For the half-year to 31 December 2014, the IPKat's regular team is supplemented by contributions from guest bloggers Rebecca Gulbul, Lucas Michels and Marie-Andrée Weiss.

Regular round-ups of the previous week's blogposts are kindly compiled by Alberto Bellan.

Monday, 30 October 2006

BLACA, PIES AND PRIVATE COPYING


BLACA meeting

BLACA Chair, Uma ‘Copyright’ Suthersanen has asked the IPKat to tip his readers off about the forthcoming BLACA meeting entitled ‘Music Piracy: “Past and Present: Learn the Lesson”’. On the panel are Dr Isabella Alexander (University of Cambridge) and Hubert Best (Best & Soames).

It all takes place on 9 November at 6.15pm. You can go along without remunerating Uma or the BLACA coffers, even if you’re not a BLACA member, as long as you’re interested in becoming a member.

More details here (though note that the start time is 6.15, and not as shown on the website).


Would you like coffee to go with your humble pie?

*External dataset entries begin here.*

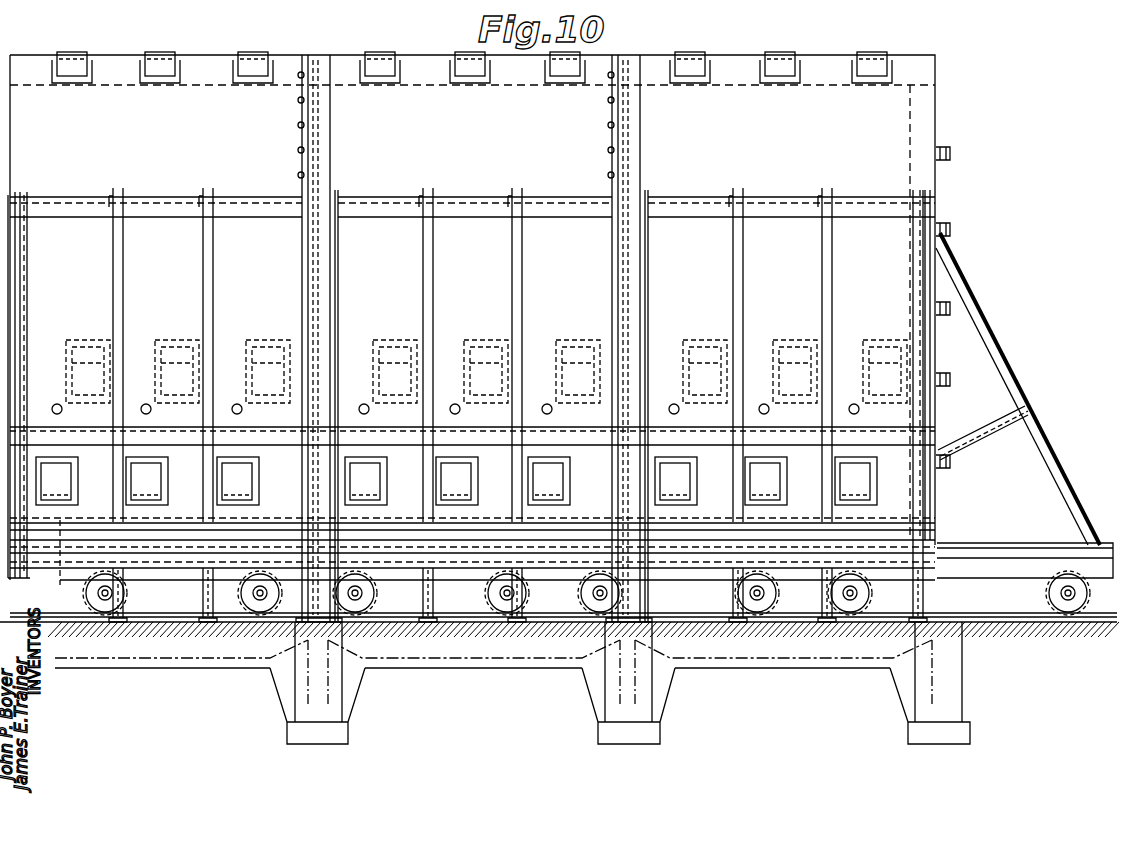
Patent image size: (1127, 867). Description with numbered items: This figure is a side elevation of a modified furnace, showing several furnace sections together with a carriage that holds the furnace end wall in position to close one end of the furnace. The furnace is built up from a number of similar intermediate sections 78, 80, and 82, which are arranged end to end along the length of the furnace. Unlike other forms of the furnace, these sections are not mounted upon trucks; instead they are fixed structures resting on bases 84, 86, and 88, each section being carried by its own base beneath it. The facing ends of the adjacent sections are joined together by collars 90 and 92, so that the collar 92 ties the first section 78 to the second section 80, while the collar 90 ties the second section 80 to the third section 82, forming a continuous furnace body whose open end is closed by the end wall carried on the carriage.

The intermediate furnace section 78 is at (153, 207).
The intermediate furnace section 80 is at (465, 207).
The intermediate furnace section 82 is at (777, 207).
The base 84 is at (326, 738).
The base 86 is at (643, 735).
The base 88 is at (942, 735).
The collar 90 is at (636, 126).
The collar 92 is at (325, 128).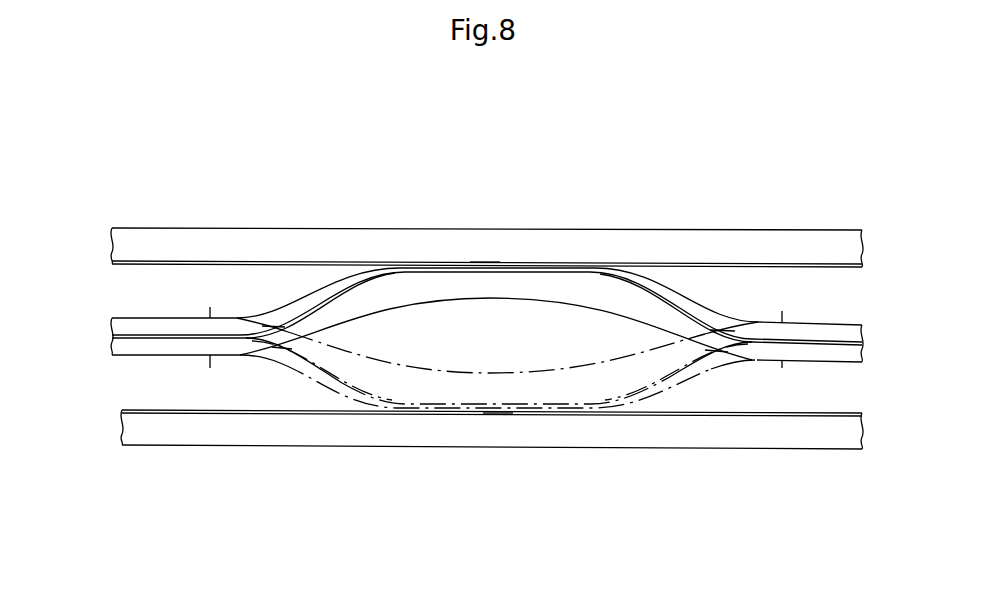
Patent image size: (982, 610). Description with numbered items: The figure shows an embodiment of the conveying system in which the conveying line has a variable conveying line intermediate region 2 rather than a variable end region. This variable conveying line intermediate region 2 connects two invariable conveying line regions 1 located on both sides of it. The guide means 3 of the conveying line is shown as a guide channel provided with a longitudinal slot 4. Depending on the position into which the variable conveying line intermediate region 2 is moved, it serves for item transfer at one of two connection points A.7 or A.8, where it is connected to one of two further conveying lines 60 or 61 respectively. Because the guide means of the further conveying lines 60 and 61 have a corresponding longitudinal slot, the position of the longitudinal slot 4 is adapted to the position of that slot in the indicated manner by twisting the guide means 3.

The invariable conveying line region 1 is at (142, 311).
The variable conveying line intermediate region 2 is at (498, 306).
The guide means 3 is at (810, 351).
The longitudinal slot 4 is at (223, 262).
The further conveying line 60 is at (822, 248).
The further conveying line 61 is at (818, 434).
The connection point A.7 is at (485, 263).
The connection point A.8 is at (498, 416).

Spotted in today’s Guardian:

A story headlined Starbucks, the coffee beans and the copyright row that cost Ethiopia £47m, page 1, October 26, confused two entirely different legal rights: copyright and registered trademarks. We said Ethiopia had filed copyright applications to trademark its most famous coffee names, when we should have said it had filed applications to register its most famous coffee names as trademarks...

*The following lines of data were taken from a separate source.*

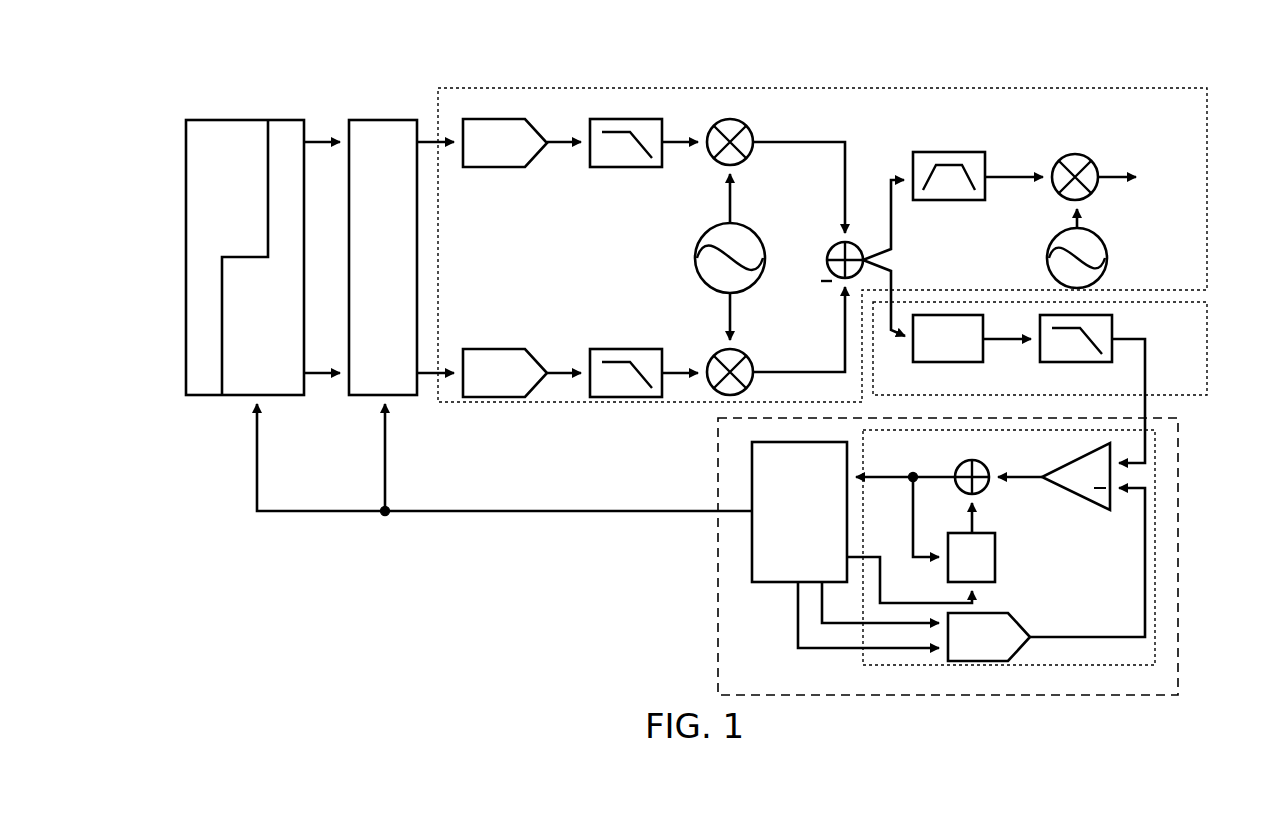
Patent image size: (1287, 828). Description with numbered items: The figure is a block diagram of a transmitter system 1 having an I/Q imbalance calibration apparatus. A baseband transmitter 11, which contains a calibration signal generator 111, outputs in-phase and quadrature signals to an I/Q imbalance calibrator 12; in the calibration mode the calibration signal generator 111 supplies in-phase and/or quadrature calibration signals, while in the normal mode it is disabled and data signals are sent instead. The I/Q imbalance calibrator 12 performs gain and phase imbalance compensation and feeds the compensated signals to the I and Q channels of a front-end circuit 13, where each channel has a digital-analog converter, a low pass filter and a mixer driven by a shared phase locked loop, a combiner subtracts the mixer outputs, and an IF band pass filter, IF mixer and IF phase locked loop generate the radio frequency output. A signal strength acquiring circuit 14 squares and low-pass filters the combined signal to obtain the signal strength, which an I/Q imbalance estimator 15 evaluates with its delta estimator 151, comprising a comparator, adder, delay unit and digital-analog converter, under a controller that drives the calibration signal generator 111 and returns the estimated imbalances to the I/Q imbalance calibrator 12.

The transmitter system 1 is at (137, 96).
The baseband transmitter 11 is at (186, 277).
The calibration signal generator 111 is at (282, 397).
The I/Q imbalance calibrator 12 is at (405, 397).
The front-end circuit 13 is at (1207, 200).
The signal strength acquiring circuit 14 is at (1207, 375).
The I/Q imbalance estimator 15 is at (1178, 460).
The delta estimator 151 is at (1155, 565).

Quite right, says the IPKat. There’s no excuse for such a mistake (though lots of people make it). What Merpel wants to know is, is there an irate IP lawyer out there who’ll admit to having tipped the Guardian off about its mistake?


Time for a private copying exception?

The Institute of Public Policy Research think tank is calling on the Gowers Review to ‘update the 300-year-old copyright laws to take account of the changes in the way people want to listen to music, watch films and read books’ by introducing a private copying exception. The IPPR cites survey evidence that 55% of the public have made such copies, and 59% think it is legal to do so.

The IPPR also calls for the review to reject the extension of the term of protection for sound recordings and for a cautious approach to DRM.

The IPKat favours such an exception. Why should consumers be forced to shell out to ‘upgrade’ their music collections each time a new medium is developed? He thinks it’s a bit misleading though to refer to the ‘300-year-old copyright laws’ as if things were frozen in aspic at the beginning of the 18th Century – a proposition that is clearly eroneous, bearing in mind the non-availability of recording music for another 200 years or so.

4 comments:

Richard Arnold QC said...

Yes I "tipped off" the Guardian. I have already taken up the point about today's nonsense as well.

Craig said...

Karma strikes again.

There's a spelling mistake in your blog entry. I'll leave it to you to work out where it is.

Anonymous said...

the idea of the next copyright legislation being presented in a coating of delicious private copying exemption jelly is truly mouthwatering

Richard Arnold QC said...

The Guardian has now (3 November 2006)published a "clarification" of the reference to an ancient/300 year old law.